One of the key steps in addressing health inequity in cancer research is to better understand the root causes of health disparities through research, data collection, and analysis.
Addressing health inequity in cancer research requires collaboration and engagement among stakeholders, including patients, healthcare providers, researchers, policymakers, and advocacy groups.
Strategies for addressing health inequity in cancer research must be tailored to specific populations and contexts, as the factors contributing to health disparities can vary widely depending on location, cultural norms, and other social determinants of health.
Increasing diversity among researchers and healthcare providers is critical to addressing health inequity in cancer research, as it can help to identify and address implicit biases and improve cultural competence.
Policies that promote equitable access to healthcare, such as Medicaid expansion, can help to reduce health disparities in cancer research by increasing access to cancer screening, diagnosis, and treatment.
Addressing health inequity in cancer research is an ongoing process that requires sustained commitment and action from all stakeholders to achieve meaningful change.
Hala Borno, MD - About The Author, Credentials, and Affiliations
Hala Borno, MD is a medical oncologist and assistant professor of medicine at the University of California, San Francisco (UCSF) at the Helen Diller Family Comprehensive Cancer Center. Her clinical practice focuses on treating people with advanced gastrointestinal cancers. Her research interests include health disparities in cancer care and coming up with new ways to treat these cancers. Dr.
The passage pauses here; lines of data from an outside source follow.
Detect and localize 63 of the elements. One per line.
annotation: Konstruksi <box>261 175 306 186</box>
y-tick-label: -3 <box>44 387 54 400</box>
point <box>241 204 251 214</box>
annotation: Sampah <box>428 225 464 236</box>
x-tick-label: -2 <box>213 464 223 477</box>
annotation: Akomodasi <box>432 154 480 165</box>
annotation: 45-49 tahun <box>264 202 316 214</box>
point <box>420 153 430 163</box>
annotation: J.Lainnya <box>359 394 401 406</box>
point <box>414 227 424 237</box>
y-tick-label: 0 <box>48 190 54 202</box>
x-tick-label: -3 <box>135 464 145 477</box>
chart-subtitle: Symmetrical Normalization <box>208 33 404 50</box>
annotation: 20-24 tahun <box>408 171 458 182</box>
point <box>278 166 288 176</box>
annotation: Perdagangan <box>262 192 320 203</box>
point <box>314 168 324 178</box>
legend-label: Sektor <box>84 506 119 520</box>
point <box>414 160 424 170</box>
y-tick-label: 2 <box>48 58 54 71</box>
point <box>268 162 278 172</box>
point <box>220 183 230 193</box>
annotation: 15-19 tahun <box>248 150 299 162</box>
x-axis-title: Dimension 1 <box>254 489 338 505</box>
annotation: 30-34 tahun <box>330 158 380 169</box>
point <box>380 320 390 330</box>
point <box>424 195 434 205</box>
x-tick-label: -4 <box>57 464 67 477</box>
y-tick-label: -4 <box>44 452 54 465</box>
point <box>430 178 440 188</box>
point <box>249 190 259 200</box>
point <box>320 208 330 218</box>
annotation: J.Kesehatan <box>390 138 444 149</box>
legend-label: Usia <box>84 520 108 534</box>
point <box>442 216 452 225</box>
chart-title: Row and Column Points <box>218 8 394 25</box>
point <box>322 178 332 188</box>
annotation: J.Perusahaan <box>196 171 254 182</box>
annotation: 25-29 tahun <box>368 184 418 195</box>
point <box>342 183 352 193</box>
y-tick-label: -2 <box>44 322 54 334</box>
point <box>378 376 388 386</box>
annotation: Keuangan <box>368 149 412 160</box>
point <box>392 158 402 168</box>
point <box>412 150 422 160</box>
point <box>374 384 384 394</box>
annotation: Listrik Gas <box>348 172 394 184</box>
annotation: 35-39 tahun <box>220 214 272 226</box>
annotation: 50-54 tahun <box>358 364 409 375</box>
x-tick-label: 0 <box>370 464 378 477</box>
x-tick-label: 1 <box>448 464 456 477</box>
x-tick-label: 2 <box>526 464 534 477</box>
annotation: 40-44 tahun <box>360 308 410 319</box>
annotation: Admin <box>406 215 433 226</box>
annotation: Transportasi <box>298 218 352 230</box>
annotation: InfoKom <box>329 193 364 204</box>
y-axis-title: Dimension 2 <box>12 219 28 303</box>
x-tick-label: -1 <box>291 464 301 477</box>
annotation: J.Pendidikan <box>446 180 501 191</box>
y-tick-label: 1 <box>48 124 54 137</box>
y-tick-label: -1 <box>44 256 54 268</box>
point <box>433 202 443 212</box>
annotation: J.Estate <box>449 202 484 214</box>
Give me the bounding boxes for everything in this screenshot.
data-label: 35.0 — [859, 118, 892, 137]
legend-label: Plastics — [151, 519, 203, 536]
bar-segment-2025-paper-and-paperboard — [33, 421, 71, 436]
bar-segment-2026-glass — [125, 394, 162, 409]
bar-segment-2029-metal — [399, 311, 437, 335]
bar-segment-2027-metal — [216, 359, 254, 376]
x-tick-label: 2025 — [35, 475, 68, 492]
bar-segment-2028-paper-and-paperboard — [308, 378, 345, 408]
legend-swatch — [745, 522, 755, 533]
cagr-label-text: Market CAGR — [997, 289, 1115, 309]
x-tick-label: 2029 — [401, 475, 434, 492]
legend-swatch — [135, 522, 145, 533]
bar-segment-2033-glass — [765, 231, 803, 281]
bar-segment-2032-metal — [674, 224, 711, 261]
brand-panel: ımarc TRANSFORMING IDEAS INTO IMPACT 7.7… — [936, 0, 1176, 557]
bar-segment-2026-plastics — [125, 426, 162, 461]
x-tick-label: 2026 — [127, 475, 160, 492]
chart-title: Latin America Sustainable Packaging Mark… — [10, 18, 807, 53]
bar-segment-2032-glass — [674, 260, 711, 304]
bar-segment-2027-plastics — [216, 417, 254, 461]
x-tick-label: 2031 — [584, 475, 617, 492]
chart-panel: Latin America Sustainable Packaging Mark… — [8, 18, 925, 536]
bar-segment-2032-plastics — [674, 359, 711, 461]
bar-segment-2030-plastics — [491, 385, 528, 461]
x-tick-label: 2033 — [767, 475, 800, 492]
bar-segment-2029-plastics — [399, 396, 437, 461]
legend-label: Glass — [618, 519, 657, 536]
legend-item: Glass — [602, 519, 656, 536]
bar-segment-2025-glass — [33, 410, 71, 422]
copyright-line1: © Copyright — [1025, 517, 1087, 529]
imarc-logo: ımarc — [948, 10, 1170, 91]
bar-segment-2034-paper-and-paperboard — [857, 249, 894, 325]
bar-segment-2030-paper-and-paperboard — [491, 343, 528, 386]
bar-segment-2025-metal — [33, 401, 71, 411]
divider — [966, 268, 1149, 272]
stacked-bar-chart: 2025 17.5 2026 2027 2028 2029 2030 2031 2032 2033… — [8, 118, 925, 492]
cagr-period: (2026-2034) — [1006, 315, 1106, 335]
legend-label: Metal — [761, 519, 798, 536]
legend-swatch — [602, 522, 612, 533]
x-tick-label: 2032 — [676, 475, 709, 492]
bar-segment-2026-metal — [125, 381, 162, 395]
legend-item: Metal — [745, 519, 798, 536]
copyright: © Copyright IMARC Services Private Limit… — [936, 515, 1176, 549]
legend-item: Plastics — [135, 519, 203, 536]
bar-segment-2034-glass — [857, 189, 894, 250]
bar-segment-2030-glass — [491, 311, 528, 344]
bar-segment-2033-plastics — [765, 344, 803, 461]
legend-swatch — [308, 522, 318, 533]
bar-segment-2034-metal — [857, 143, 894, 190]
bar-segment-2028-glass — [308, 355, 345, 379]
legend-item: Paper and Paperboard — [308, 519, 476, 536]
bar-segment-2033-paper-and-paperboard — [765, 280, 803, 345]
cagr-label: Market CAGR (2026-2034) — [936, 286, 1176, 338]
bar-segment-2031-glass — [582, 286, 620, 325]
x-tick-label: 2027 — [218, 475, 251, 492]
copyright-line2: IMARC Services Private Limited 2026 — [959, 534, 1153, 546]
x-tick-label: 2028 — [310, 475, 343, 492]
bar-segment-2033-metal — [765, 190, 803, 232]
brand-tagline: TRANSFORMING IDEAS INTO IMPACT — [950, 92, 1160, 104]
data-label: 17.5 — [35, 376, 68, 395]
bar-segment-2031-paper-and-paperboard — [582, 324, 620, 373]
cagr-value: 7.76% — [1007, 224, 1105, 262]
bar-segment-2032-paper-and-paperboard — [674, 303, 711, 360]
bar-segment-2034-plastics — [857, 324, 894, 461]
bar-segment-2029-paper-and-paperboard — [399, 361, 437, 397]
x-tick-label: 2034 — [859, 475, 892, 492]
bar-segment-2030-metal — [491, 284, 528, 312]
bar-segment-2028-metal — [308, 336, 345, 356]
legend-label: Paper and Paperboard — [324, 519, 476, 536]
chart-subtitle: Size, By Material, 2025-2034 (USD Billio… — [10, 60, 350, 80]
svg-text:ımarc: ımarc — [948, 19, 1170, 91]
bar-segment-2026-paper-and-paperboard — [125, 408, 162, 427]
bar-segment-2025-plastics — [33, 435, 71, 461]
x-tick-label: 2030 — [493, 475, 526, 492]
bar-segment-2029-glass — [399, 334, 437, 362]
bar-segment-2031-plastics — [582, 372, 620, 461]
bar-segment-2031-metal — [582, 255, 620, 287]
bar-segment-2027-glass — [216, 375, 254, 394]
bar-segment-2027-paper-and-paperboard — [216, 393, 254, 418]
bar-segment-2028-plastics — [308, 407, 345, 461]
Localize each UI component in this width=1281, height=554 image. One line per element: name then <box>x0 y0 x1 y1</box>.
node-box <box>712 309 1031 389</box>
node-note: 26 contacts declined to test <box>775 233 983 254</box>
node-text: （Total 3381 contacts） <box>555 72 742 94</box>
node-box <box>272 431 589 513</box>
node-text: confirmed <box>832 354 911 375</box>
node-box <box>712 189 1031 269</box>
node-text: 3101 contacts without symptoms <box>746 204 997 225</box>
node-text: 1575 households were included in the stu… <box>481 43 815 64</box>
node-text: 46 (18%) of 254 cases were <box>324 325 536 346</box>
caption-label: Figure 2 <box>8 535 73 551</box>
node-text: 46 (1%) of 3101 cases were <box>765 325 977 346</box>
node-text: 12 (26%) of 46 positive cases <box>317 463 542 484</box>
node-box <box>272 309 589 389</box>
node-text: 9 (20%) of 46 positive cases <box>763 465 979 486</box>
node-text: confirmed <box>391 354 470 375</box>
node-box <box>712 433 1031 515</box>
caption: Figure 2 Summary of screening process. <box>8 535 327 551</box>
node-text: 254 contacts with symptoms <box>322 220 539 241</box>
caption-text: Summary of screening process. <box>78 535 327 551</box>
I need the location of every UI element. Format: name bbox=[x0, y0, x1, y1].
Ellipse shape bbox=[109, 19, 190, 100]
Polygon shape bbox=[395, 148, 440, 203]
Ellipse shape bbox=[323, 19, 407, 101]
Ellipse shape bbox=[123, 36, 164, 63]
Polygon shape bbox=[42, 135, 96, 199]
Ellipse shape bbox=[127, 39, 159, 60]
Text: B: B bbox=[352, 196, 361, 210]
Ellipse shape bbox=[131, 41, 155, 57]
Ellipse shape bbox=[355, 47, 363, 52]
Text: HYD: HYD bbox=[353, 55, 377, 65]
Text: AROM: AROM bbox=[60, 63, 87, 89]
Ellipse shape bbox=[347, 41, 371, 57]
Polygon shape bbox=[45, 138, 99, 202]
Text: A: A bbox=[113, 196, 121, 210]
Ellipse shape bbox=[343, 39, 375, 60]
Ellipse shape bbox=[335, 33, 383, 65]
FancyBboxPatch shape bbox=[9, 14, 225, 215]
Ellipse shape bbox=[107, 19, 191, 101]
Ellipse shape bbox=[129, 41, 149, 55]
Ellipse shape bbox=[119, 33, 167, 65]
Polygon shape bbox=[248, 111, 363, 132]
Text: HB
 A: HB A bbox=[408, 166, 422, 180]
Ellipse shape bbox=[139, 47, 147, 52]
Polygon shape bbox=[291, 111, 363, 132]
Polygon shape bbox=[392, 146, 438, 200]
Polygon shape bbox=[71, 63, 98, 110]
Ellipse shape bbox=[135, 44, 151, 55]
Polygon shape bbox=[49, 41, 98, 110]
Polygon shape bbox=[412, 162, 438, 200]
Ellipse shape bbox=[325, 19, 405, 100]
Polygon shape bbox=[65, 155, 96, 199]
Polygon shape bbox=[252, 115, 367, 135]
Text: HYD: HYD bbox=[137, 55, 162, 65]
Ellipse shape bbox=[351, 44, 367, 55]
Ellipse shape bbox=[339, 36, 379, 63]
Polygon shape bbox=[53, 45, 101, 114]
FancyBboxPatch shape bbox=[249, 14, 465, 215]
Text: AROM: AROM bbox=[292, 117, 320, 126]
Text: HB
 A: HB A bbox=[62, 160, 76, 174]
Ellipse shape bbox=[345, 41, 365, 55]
Borno got her medical degree from the University of California, Los Angeles (UCLA). She did her residency in internal medicine at the University of California, San Francisco (UCSF), where she was also the chief resident. After that, she did a fellowship in medical oncology at the Johns Hopkins Hospital and a fellowship in health services research at UCSF. Dr. Borno has been honored for her work in cancer research and patient care. She received the American Society of Clinical Oncology (ASCO) Conquer Cancer Foundation Merit Award and was named a Forbes 30 Under 30 in Healthcare in 2020.